La excusa del encuentro es que Piglia acaba de publicar una nueva novela. Se llama Blanco nocturno. Piglia suele publicar cada diez años. Se toma su tiempo. Empezó con un volumen de cuentos llamado La invasión y siguió varios años después con Nombre falso. En ese volumen estaba un relato notable llamado “Homenaje a Roberto Arlt”. Ese texto –mezcla de policial, cuento y ensayo– prefiguró su novela central que fue Respiración artificial. Un escritor creado por las vanguardias, enamorado de la literatura norteamericana y de la historia argentina, cruzaba el Río de la Plata por abajo, respirando con una pajita, para soportar la presión de esos años pesados. Piglia probaba todos los estilos y era más rápido que todos. Por ejemplo, el soliloquio del senador Luciano Ossorio estaba impregnado de la sintaxis del aún desconocido en la Argentina Thomas Bernhard, que es nombrado en la novela: “Vivo encerrado todo el día traduciendo ahora un libro bastante notable de Thomas Bernhard”, dice uno de los personajes. Que es lo mismo que decir que Piglia, al afanar la sintaxis del austríaco, lo estaba traduciendo. Tanto fue el shock que produjo la nueva novela editada por Pomaire, que inmediatamente el autor fue canonizado como el escritor del futuro, un narrador que encarnaba en sí mismo las múltiples posibilidades de la posmodernidad.
Ahora que pasó el tiempo y el polvo de ladrillo bajó, uno descubre en la obra de Piglia, maravillado, lo que quizá sea su centro neurológico, una especie de dínamo narrativo que hace avanzar a sus historias –sean relatos, o ensayos– de manera vertiginosa. Esa voluntad de narrar que vuelve ficción –y por lo tanto verdad– hasta la anécdota más trivial. Pero, ¿cuándo trabaja Piglia? ¿Dónde lo hace mejor? En los Estados Unidos, donde da clases desde hace años, o cuando viene a su lengua. “Trabajo siempre más acá. Igual hice muchas cosas allá. Empecé a estar en Princeton en el ‘97. Es un poco la fantasía del monje, viste. Iba seis meses y venía seis meses. Se me hacía un poco difícil, esquizofrénico. Yo tenía esa tradición que me hice de trabajar un tiempo, juntar un poco de plata y ponerme a escribir otro tiempo. Tengo la sensación de que a las cosas las he escrito con mayor fluidez acá. ¿Por estar en la lengua? Bueno, eso también. Pero ahora Princeton es una etapa cerrada.”
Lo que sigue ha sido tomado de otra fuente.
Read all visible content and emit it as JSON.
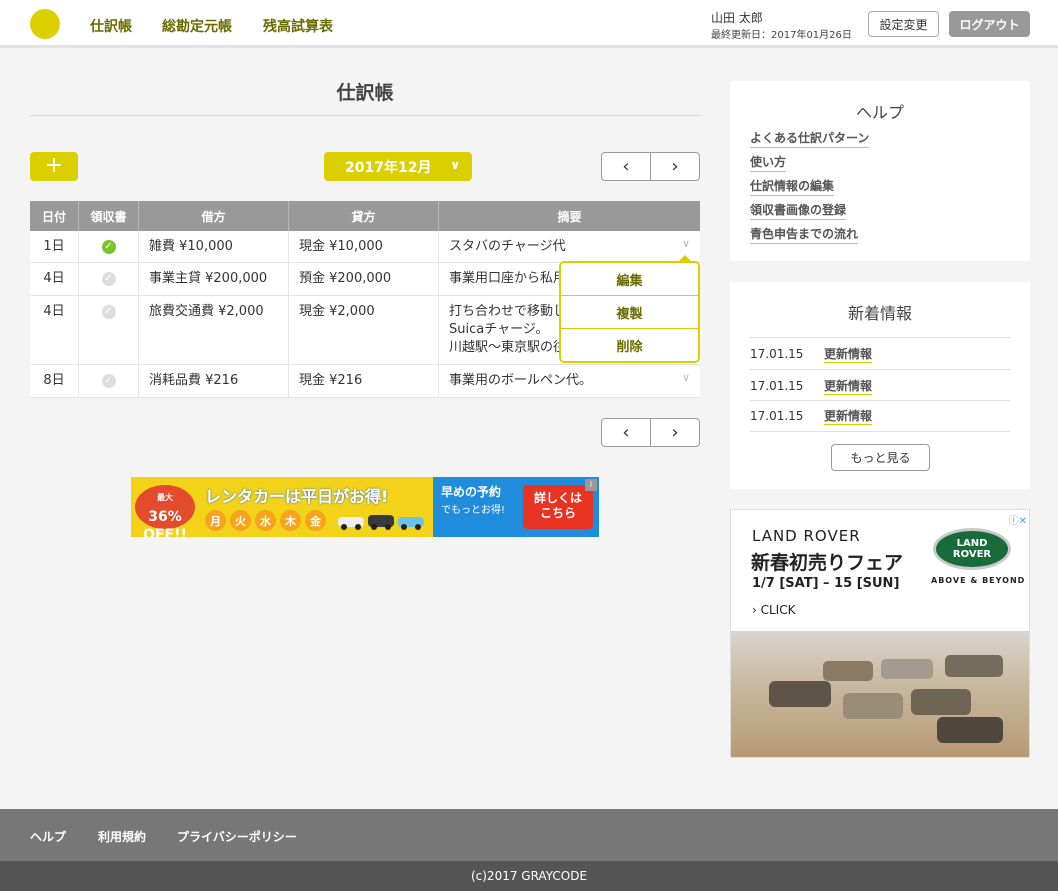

—¿Hace mucho que venís trabajando esta novela?
—Desde el ‘97, que terminé y publiqué Plata quemada. Si bien también terminé y publiqué libros en el medio –El último lector, Formas breves– en realidad la novela en la que estuve trabajando es esta, Blanco nocturno. También en ese lapso empecé algunos cuentos. Eso no quiere decir que uno esté todo el tiempo escribiendo ese libro. Pero yo tengo una forma de trabajar que no recomiendo. Hago un borrador y lo dejo. Tal vez dos años. A veces este borrador es una mezcla de cosas escritas a mano, notas, apuntes. Y cosas en computadora. Así que escribo y lo dejo estar. Cuando vuelvo tengo la sensación de que el libro tiene una vida propia, una energía propia y que hay que tratar de seguir esta energía. Entonces lo que pasó con este libro es que había una primera versión que estaba situada en otra época. Pero los personajes eran los mismos. En realidad la novela surge del personaje inicial que es un primo mío del lado de la familia de mi padre. Que intentó, efectivamente, hacer una fábrica fantástica y tuvo una serie de contratiempos.
—Un primo artliano.
—Completamente. Hacía también inventos al final. Nosotros fuimos varias veces a verlo. Igual, no quiero contaminarlo a él con el relato, además ya murió, pobrecito. Pero él fue el punto de partida. Lo veo como el Capitán Ahab, como el Kurtz de Conrad. La novela para mí era él. Pero yo no quería repetir esa historia tan conocida de la trama familiar.
—El comisario de la novela parece un Piglia mayor, contrastado con un Piglia joven –Emilio Renzi. El comisario dice frases que vos mismo podrías haber escrito en “Crítica y ficción”, como “Todos los crímenes son pasionales”. Y además, la novela tiene una estructura de género. ¿No?
—¿Sabés la idea que empecé a trabajar acá? Que los géneros son también personajes. Porque la clave del libro, en mi cabeza, es que es una novela de personajes. Y que cada personaje arrastra un género.
—Pero cuando te sentás a escribir, ¿ya tenés esa idea?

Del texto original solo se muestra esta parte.